Re: Severe PIH 34 weeks
From: Joe (forcep@intercom.net)
Wed May 23 18:19:33 2007
Andrew: I respect your decision. 95 % of the time everything will turn
out well hopefully. If it doesn't , in court you will be faced with the
definition of severe preeclampsia , based on BP alone. Once the expert
witness defines that he will be asked what the definitive treatment is.
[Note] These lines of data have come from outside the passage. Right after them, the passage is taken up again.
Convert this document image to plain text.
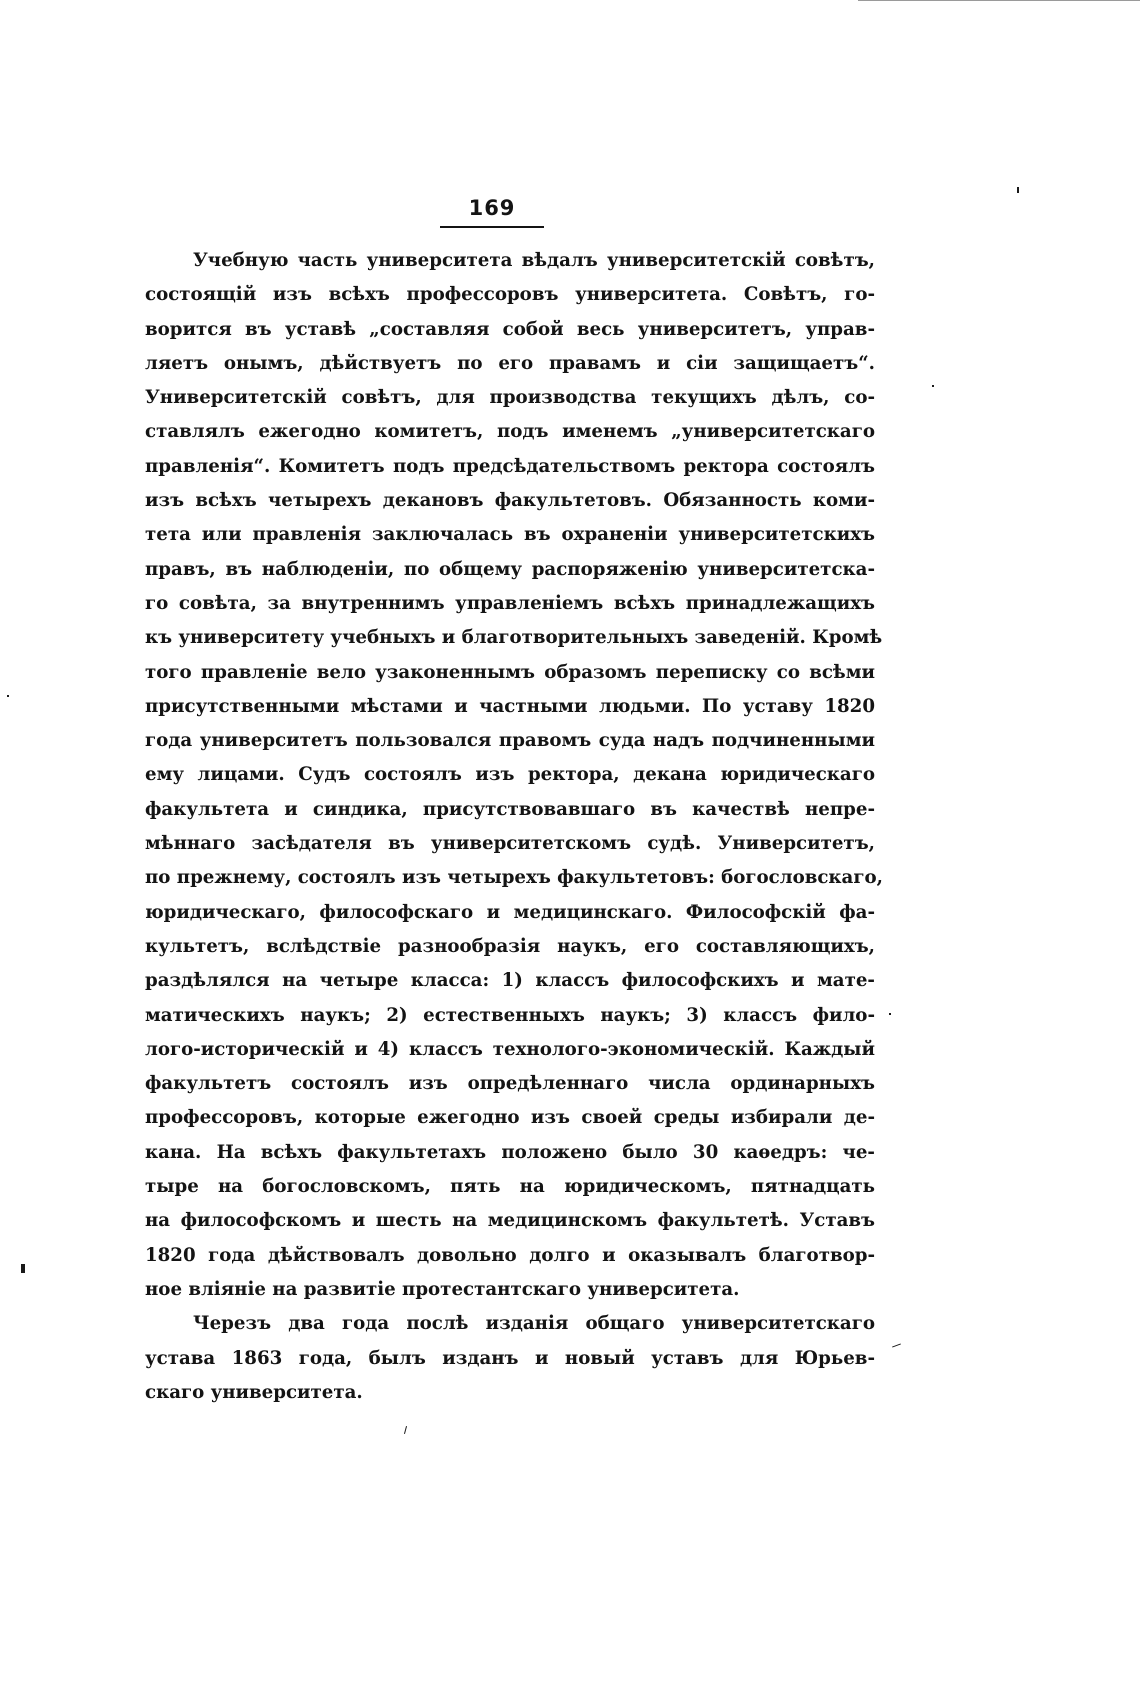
169
Учебную часть университета вѣдалъ университетскій совѣтъ,
состоящій изъ всѣхъ профессоровъ университета. Совѣтъ, го-
ворится въ уставѣ „составляя собой весь университетъ, управ-
ляетъ онымъ, дѣйствуетъ по его правамъ и сіи защищаетъ“.
Университетскій совѣтъ, для производства текущихъ дѣлъ, со-
ставлялъ ежегодно комитетъ, подъ именемъ „университетскаго
правленія“. Комитетъ подъ предсѣдательствомъ ректора состоялъ
изъ всѣхъ четырехъ декановъ факультетовъ. Обязанность коми-
тета или правленія заключалась въ охраненіи университетскихъ
правъ, въ наблюденіи, по общему распоряженію университетска-
го совѣта, за внутреннимъ управленіемъ всѣхъ принадлежащихъ
къ университету учебныхъ и благотворительныхъ заведеній. Кромѣ
того правленіе вело узаконеннымъ образомъ переписку со всѣми
присутственными мѣстами и частными людьми. По уставу 1820
года университетъ пользовался правомъ суда надъ подчиненными
ему лицами. Судъ состоялъ изъ ректора, декана юридическаго
факультета и синдика, присутствовавшаго въ качествѣ непре-
мѣннаго засѣдателя въ университетскомъ судѣ. Университетъ,
по прежнему, состоялъ изъ четырехъ факультетовъ: богословскаго,
юридическаго, философскаго и медицинскаго. Философскій фа-
культетъ, вслѣдствіе разнообразія наукъ, его составляющихъ,
раздѣлялся на четыре класса: 1) классъ философскихъ и мате-
матическихъ наукъ; 2) естественныхъ наукъ; 3) классъ фило-
лого-историческій и 4) классъ технолого-экономическій. Каждый
факультетъ состоялъ изъ опредѣленнаго числа ординарныхъ
профессоровъ, которые ежегодно изъ своей среды избирали де-
кана. На всѣхъ факультетахъ положено было 30 каѳедръ: че-
тыре на богословскомъ, пять на юридическомъ, пятнадцать
на философскомъ и шесть на медицинскомъ факультетѣ. Уставъ
1820 года дѣйствовалъ довольно долго и оказывалъ благотвор-
ное вліяніе на развитіе протестантскаго университета.
Черезъ два года послѣ изданія общаго университетскаго
устава 1863 года, былъ изданъ и новый уставъ для Юрьев-
скаго университета.
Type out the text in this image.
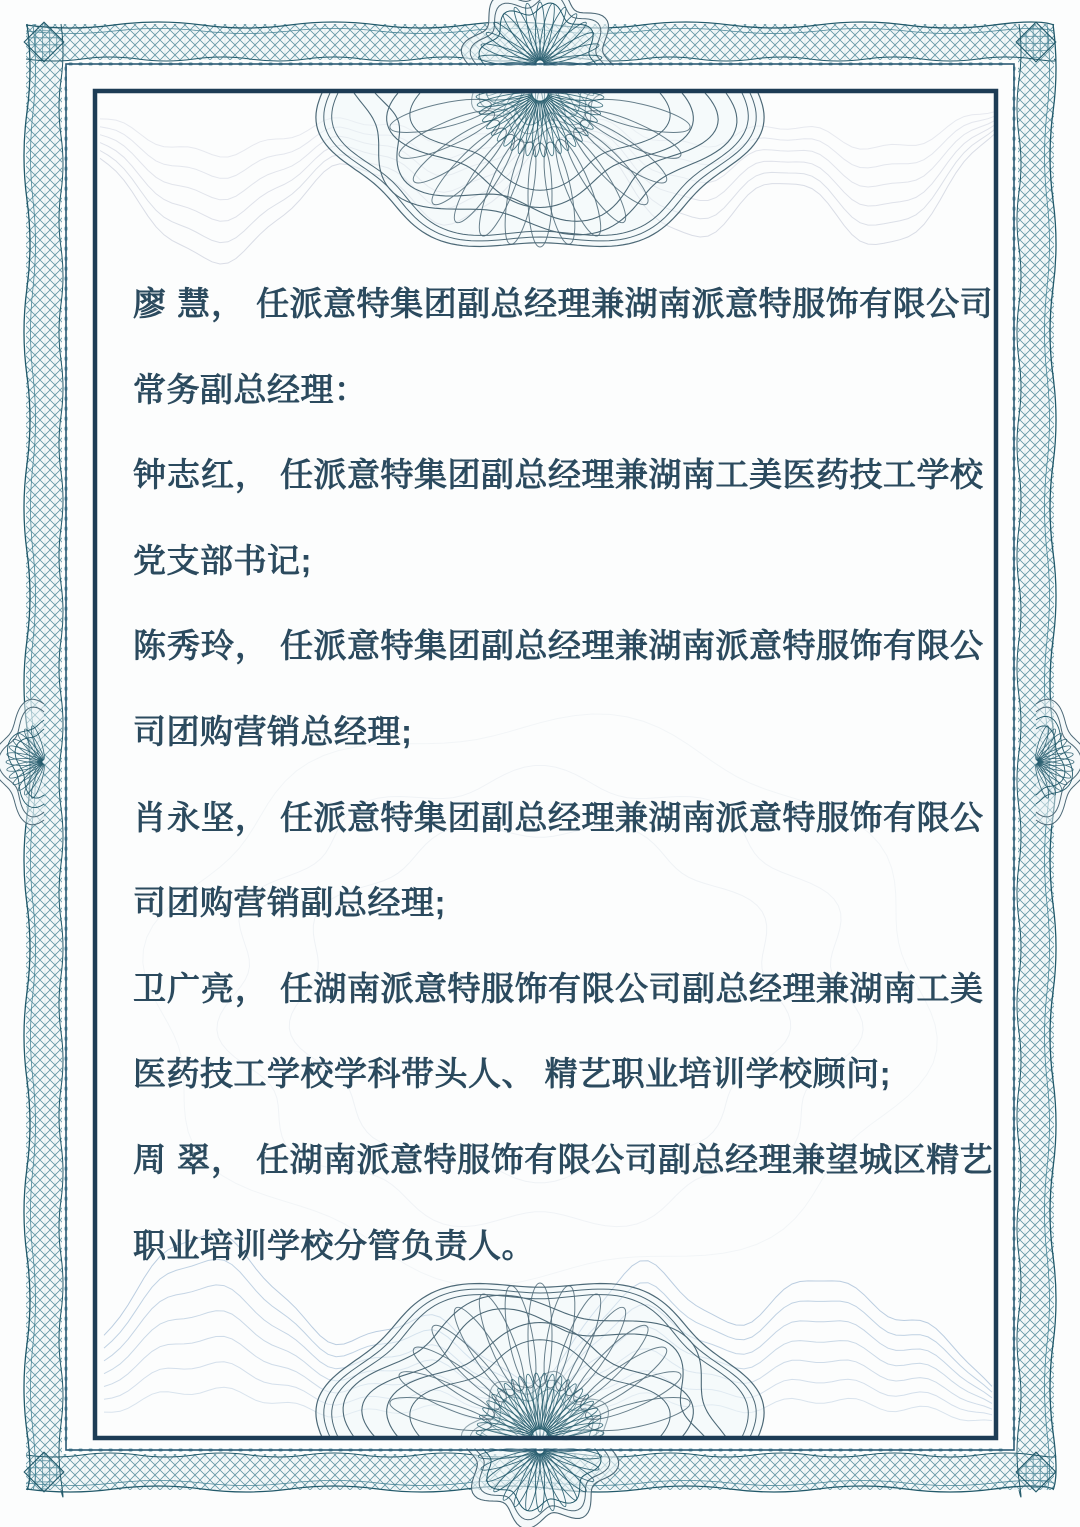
廖 慧， 任派意特集团副总经理兼湖南派意特服饰有限公司

常务副总经理：

钟志红， 任派意特集团副总经理兼湖南工美医药技工学校

党支部书记;

陈秀玲， 任派意特集团副总经理兼湖南派意特服饰有限公

司团购营销总经理;

肖永坚， 任派意特集团副总经理兼湖南派意特服饰有限公

司团购营销副总经理;

卫广亮， 任湖南派意特服饰有限公司副总经理兼湖南工美

医药技工学校学科带头人、 精艺职业培训学校顾问;

周 翠， 任湖南派意特服饰有限公司副总经理兼望城区精艺

职业培训学校分管负责人。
He will respond , "immediate delivery". I admire your convictions. I
appreciate my experience in court. Joe C
Andrew Folley wrote:
> Have to respectfully disagree with you in spite of your gray hair. I am
> not aware that PIH is the same animal as preeclampsia and is treated the
> same. We still have to "practice" medicine and work within the
> guidelines of medical knowledge and not do a knee jerk reaction and say
> "get her delivered" to every problem making it an NICU problem and not
> an OB problem. Agreed BP 170/110 is a medical emergency and needs to be
> treated quickly. Treatment does not necessarily warrant delivery. Show
> me the literature to support delivery. I still have not seen a reason
> why the baby at 33w 5d is better off in the NICU than in the mother.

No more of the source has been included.